Page:Gaboriau - Monsieur Lecoq, Dentu, 1869, tome 1.djvu/310

La bibliothèque libre.
Cette page a été validée par deux contributeurs.

— J’ai prévenu M. Segmuller, déclara-t-il, qu’il y aurait sans doute du nouveau ce matin, et il doit m’attendre à son cabinet. C’est bien le moins que je lui réserve le plaisir de briser cette enveloppe.

Le directeur du Dépôt eut un geste désolé.

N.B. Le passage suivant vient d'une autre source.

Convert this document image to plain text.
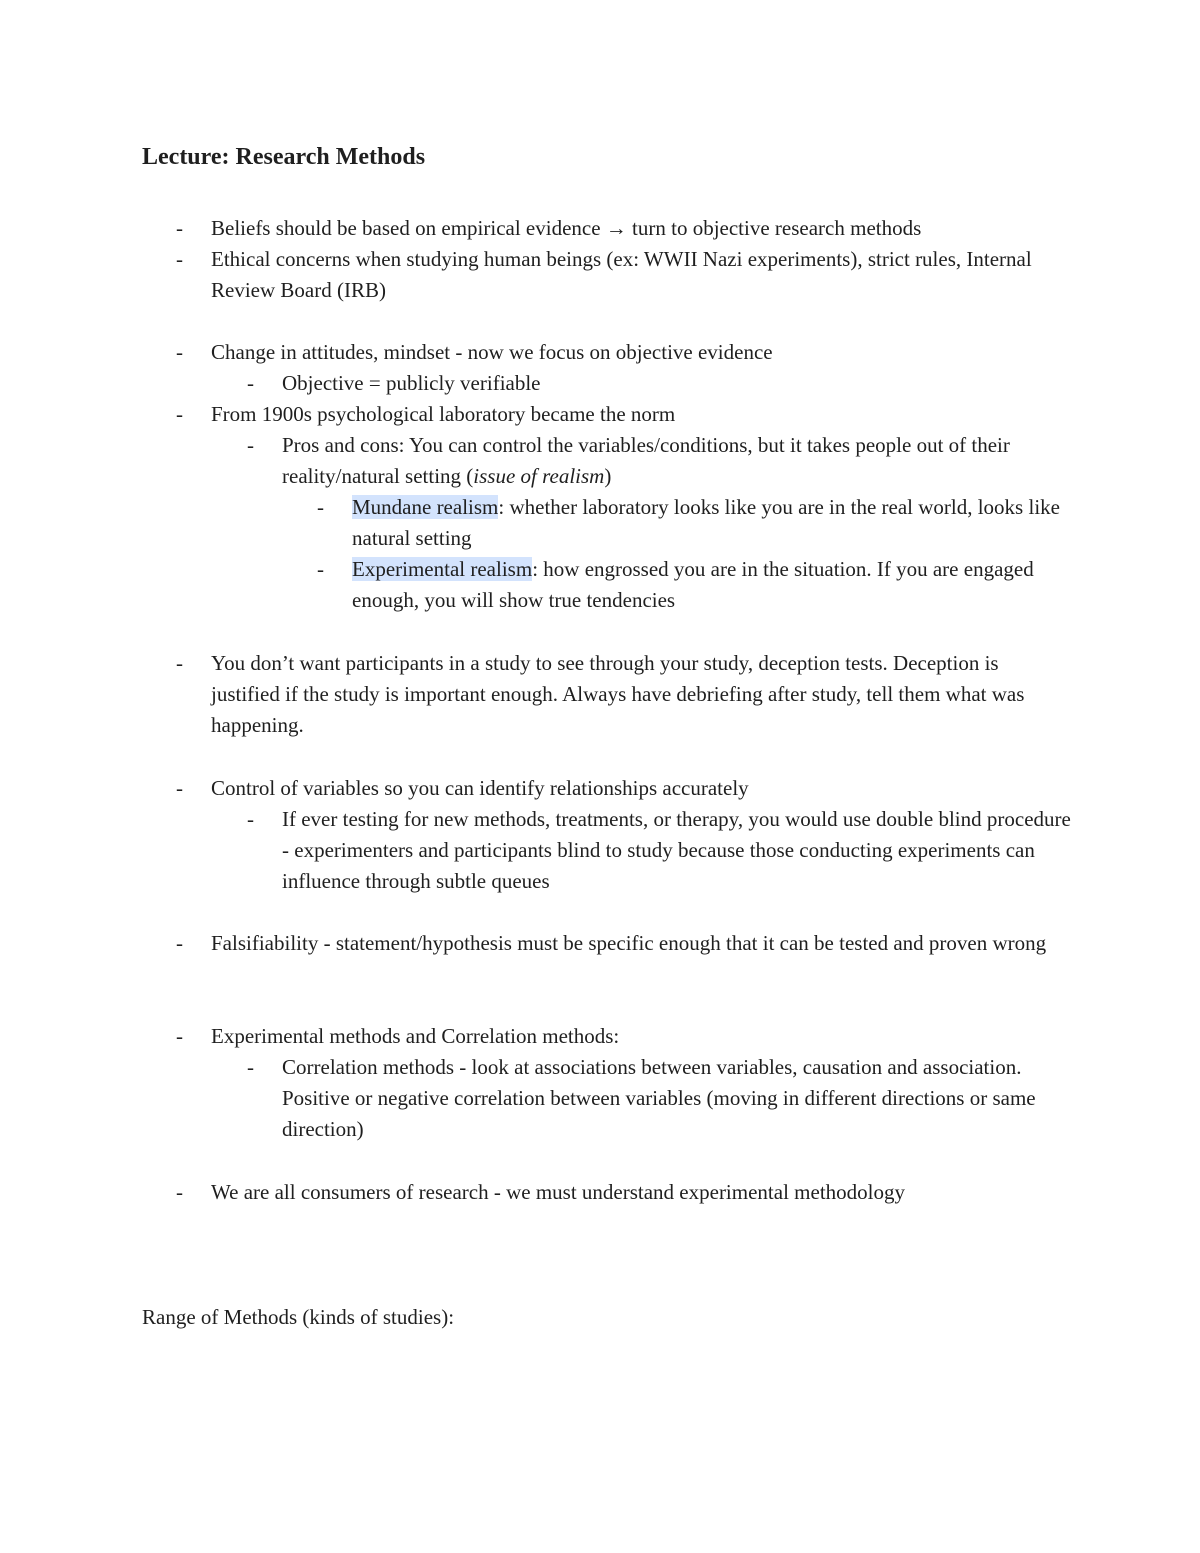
Lecture: Research Methods
- Beliefs should be based on empirical evidence → turn to objective research methods
- Ethical concerns when studying human beings (ex: WWII Nazi experiments), strict rules, Internal Review Board (IRB)
- Change in attitudes, mindset - now we focus on objective evidence
- Objective = publicly verifiable
- From 1900s psychological laboratory became the norm
- Pros and cons: You can control the variables/conditions, but it takes people out of their reality/natural setting (issue of realism)
- Mundane realism: whether laboratory looks like you are in the real world, looks like natural setting
- Experimental realism: how engrossed you are in the situation. If you are engaged enough, you will show true tendencies
- You don’t want participants in a study to see through your study, deception tests. Deception is justified if the study is important enough. Always have debriefing after study, tell them what was happening.
- Control of variables so you can identify relationships accurately
- If ever testing for new methods, treatments, or therapy, you would use double blind procedure - experimenters and participants blind to study because those conducting experiments can influence through subtle queues
- Falsifiability - statement/hypothesis must be specific enough that it can be tested and proven wrong
- Experimental methods and Correlation methods:
- Correlation methods - look at associations between variables, causation and association. Positive or negative correlation between variables (moving in different directions or same direction)
- We are all consumers of research - we must understand experimental methodology
Range of Methods (kinds of studies):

Ah ! il eût donné bonne chose pour tenir cet incident secret ; mais il n’y fallait seulement pas penser.

— Allons donc trouver le juge d’instruction, dit-il, allons…

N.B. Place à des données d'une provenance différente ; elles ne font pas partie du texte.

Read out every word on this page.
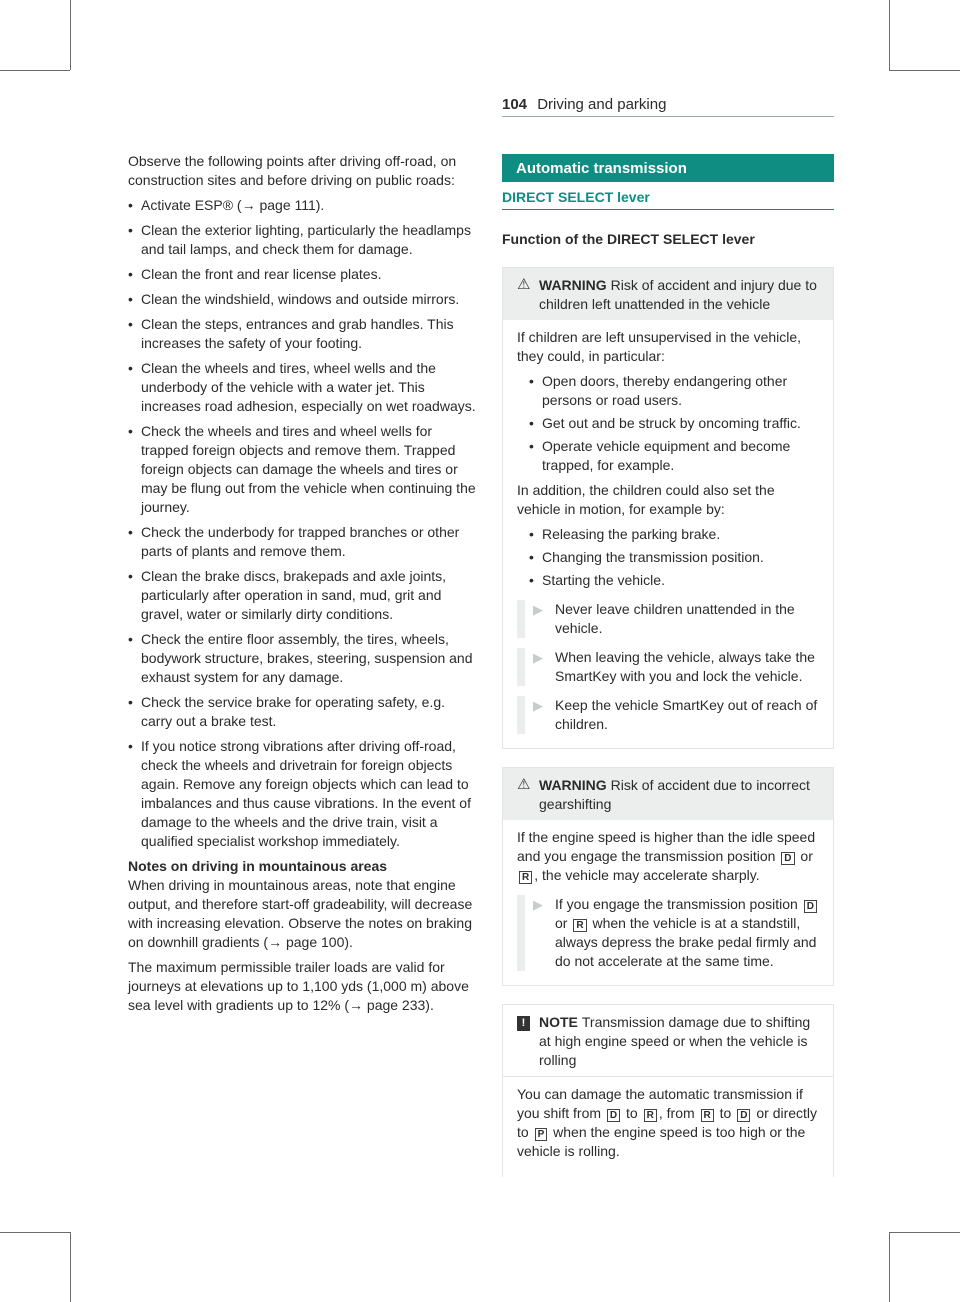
104 Driving and parking

Observe the following points after driving off-road, on construction sites and before driving on public roads:

• Activate ESP® (→ page 111).
• Clean the exterior lighting, particularly the headlamps and tail lamps, and check them for damage.
• Clean the front and rear license plates.
• Clean the windshield, windows and outside mirrors.
• Clean the steps, entrances and grab handles. This increases the safety of your footing.
• Clean the wheels and tires, wheel wells and the underbody of the vehicle with a water jet. This increases road adhesion, especially on wet roadways.
• Check the wheels and tires and wheel wells for trapped foreign objects and remove them. Trapped foreign objects can damage the wheels and tires or may be flung out from the vehicle when continuing the journey.
• Check the underbody for trapped branches or other parts of plants and remove them.
• Clean the brake discs, brakepads and axle joints, particularly after operation in sand, mud, grit and gravel, water or similarly dirty conditions.
• Check the entire floor assembly, the tires, wheels, bodywork structure, brakes, steering, suspension and exhaust system for any damage.
• Check the service brake for operating safety, e.g. carry out a brake test.
• If you notice strong vibrations after driving off-road, check the wheels and drivetrain for foreign objects again. Remove any foreign objects which can lead to imbalances and thus cause vibrations. In the event of damage to the wheels and the drive train, visit a qualified specialist workshop immediately.
Notes on driving in mountainous areas

When driving in mountainous areas, note that engine output, and therefore start-off gradeability, will decrease with increasing elevation. Observe the notes on braking on downhill gradients (→ page 100).

The maximum permissible trailer loads are valid for journeys at elevations up to 1,100 yds (1,000 m) above sea level with gradients up to 12% (→ page 233).

Automatic transmission
DIRECT SELECT lever
Function of the DIRECT SELECT lever
⚠ WARNING Risk of accident and injury due to children left unattended in the vehicle

If children are left unsupervised in the vehicle, they could, in particular:

• Open doors, thereby endangering other persons or road users.
• Get out and be struck by oncoming traffic.
• Operate vehicle equipment and become trapped, for example.

In addition, the children could also set the vehicle in motion, for example by:

• Releasing the parking brake.
• Changing the transmission position.
• Starting the vehicle.
▶ Never leave children unattended in the vehicle.
▶ When leaving the vehicle, always take the SmartKey with you and lock the vehicle.
▶ Keep the vehicle SmartKey out of reach of children.
⚠ WARNING Risk of accident due to incorrect gearshifting

If the engine speed is higher than the idle speed and you engage the transmission position D or R , the vehicle may accelerate sharply.

▶ If you engage the transmission position D or R when the vehicle is at a standstill, always depress the brake pedal firmly and do not accelerate at the same time.
! NOTE Transmission damage due to shifting at high engine speed or when the vehicle is rolling

You can damage the automatic transmission if you shift from D to R , from R to D or directly to P when the engine speed is too high or the vehicle is rolling.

Ils partirent, et tout le long du chemin Lecoq s’efforça de démontrer à ce digne fonctionnaire qu’il avait bien tort de s’affecter d’une circonstance qui était pour l’instruction un vrai coup de partie. S’était-il donc, jusqu’à ce moment, supposé plus habile que ses détenus ? Quelle illusion ! Est-ce que l’ingéniosité du prisonnier n’a pas toujours défié et ne défiera pas toujours la finesse du surveillant ?…

Mais ils arrivaient, et à leur vue M. Segmuller et son greffier se levèrent d’un bond. Ils avaient lu, sur le visage du jeune policier, une grande nouvelle.

— Qu’est-ce ? demanda le juge d’un ton ému.

Lecoq, pour toute réponse, déposa sur le bureau la précieuse mie de pain, et un regard le paya de l’attention qu’il avait eue de ne la pas ouvrir.

Elle contenait une petite boulette de ce mince papier qu’on appelle du papier pelure d’oignon.

M. Segmuller le déplia et le lissa sur la paume de sa main. Mais dès qu’il y jeta les yeux, ses sourcils se froncèrent.

— Ah !… ce billet est écrit en chiffres, fit-il, en ébranlant son bureau d’un violent coup de poing.